2. “Assessing the Environmental Impacts of Consumption and Production Priority Products and Materials”

This detailed report by the United Nations Environment Programme published in June 2010 describes the cause of environmental destruction: over-consumption of resources. From the report:

“over the past 50 years humans have changed ecosystems more rapidly and extensively than in any comparable time period in human history, largely to meet rapidly growing demand for food, fresh water, timber, fibre and fuel. This has resulted in a substantial and largely irreversible loss in the diversity of life on Earth.”

“Compared to industrial processes, agricultural processes have an inherently low efficiency of resource use, which renders food, fibres and fuels from agriculture among the more polluting resources. This is true especially for animal products, where the metabolism of the animals is the limiting factor.” 

“Impacts from agriculture are expected to increase substantially due to population growth, increasing consumption of animal products. Unlike fossil fuels, it is difficult to look for alternatives: people have to eat. A substantial reduction of impacts would only be possible with a substantial worldwide diet change, away from animal products.”

3. “Livestock’s Long Shadow”

This report gives an in-depth look into the environmental impacts of animal agribusiness. The report was published in 2006 by the Food and Agriculture Organization of the United Nations. Check out the report’s executive summary, part of which says:

“The livestock sector emerges as one of the top two or three most significant contributors to the most serious environmental problems, at every scale from local to global. The findings of this report suggest that it should be a major policy focus when dealing with problems of land degradation, climate change and air pollution, water shortage and water pollution and loss of biodiversity.”
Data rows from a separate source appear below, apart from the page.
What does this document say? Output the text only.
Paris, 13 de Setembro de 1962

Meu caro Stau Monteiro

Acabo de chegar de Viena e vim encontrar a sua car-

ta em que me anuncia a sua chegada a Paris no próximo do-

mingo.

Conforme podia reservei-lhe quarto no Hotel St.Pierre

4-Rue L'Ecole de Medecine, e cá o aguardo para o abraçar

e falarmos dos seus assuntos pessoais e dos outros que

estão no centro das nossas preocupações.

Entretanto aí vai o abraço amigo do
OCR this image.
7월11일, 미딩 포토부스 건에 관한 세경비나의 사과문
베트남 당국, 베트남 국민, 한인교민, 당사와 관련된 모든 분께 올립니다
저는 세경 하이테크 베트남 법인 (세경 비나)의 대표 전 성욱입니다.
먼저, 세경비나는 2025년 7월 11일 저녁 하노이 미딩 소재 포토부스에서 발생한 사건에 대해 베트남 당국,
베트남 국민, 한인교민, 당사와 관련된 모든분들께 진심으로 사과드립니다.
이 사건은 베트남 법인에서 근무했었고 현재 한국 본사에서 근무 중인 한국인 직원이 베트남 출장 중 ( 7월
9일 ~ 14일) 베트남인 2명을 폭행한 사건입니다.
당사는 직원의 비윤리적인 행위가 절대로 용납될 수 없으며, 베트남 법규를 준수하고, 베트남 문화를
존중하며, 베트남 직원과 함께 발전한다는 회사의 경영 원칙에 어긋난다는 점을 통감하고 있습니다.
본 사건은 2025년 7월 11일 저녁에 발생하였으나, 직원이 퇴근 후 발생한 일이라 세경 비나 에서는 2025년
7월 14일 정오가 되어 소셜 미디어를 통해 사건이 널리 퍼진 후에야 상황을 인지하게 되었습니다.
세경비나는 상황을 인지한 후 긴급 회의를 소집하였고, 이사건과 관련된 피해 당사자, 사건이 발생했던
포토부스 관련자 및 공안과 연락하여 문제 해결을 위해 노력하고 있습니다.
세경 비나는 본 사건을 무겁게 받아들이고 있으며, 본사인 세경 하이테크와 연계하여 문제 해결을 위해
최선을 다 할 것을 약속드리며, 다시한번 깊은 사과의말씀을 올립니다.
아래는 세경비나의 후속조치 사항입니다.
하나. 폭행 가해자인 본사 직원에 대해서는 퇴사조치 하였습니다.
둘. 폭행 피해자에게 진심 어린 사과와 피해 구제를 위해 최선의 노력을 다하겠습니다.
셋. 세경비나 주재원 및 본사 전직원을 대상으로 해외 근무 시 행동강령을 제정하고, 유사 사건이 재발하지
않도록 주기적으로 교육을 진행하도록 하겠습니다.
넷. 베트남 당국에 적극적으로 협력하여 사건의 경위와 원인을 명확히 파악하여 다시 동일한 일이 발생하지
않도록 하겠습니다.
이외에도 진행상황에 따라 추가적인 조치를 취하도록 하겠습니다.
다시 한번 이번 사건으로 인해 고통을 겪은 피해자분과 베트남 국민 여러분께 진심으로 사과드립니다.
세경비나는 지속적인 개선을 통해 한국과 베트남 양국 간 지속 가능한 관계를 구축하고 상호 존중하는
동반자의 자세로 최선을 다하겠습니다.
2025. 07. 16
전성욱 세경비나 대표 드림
“Livestock’s contribution to environmental problems is on a massive scale and its potential contribution to their solution is equally large. The impact is so significant that it needs to be addressed with urgency. Major reductions in impact could be achieved at reasonable cost.”

4. “Putting Meat on The Table: Industrial Farm Animal Production in America”

A comprehensive, fact-based and balanced examination of key aspects of the farm animal industry published in 2008 by the Pew Commission on Industrial Farm Animal Production.

“Both animals and their waste are concentrated and usually exceed the capacity of the land to produce feed or absorb the waste. Consequently, the rapid ascendance of ifap [Industrial Food Animal Production] has produced an expanding array of deleterious environmental effects on local and regional water, air, and soil resources.”

5. “The Low-Carbon Diet”

Article about meat-reduction and vegetarianism for the environment from the Audubon Magazine. Here’s a snippet:

“The typical American diet now weighs in at more than 3,700 calories per day, reports the U.N. Food and Agriculture Organization, and is dominated by meat and animal products. As a result, what we put in our mouths now ranks up there with our driving habits and our use of coal-fired electricity in terms of how it affects climate change.”

“Simply put, raising beef, pigs, sheep, chicken, and eggs is very, very energy intensive. More than half of all the grains grown in America actually go to feed animals, not people, says the World Resources Institute. That means a huge fraction of the petroleum-based herbicides, pesticides, and fertilizers applied to grains, plus staggering percentages of all agricultural land and water use, are put in the service of livestock. Stop eating animals and you use dramatically less fossil fuels”

I hope thise list of resources helps you go veg or encourage others to go veg.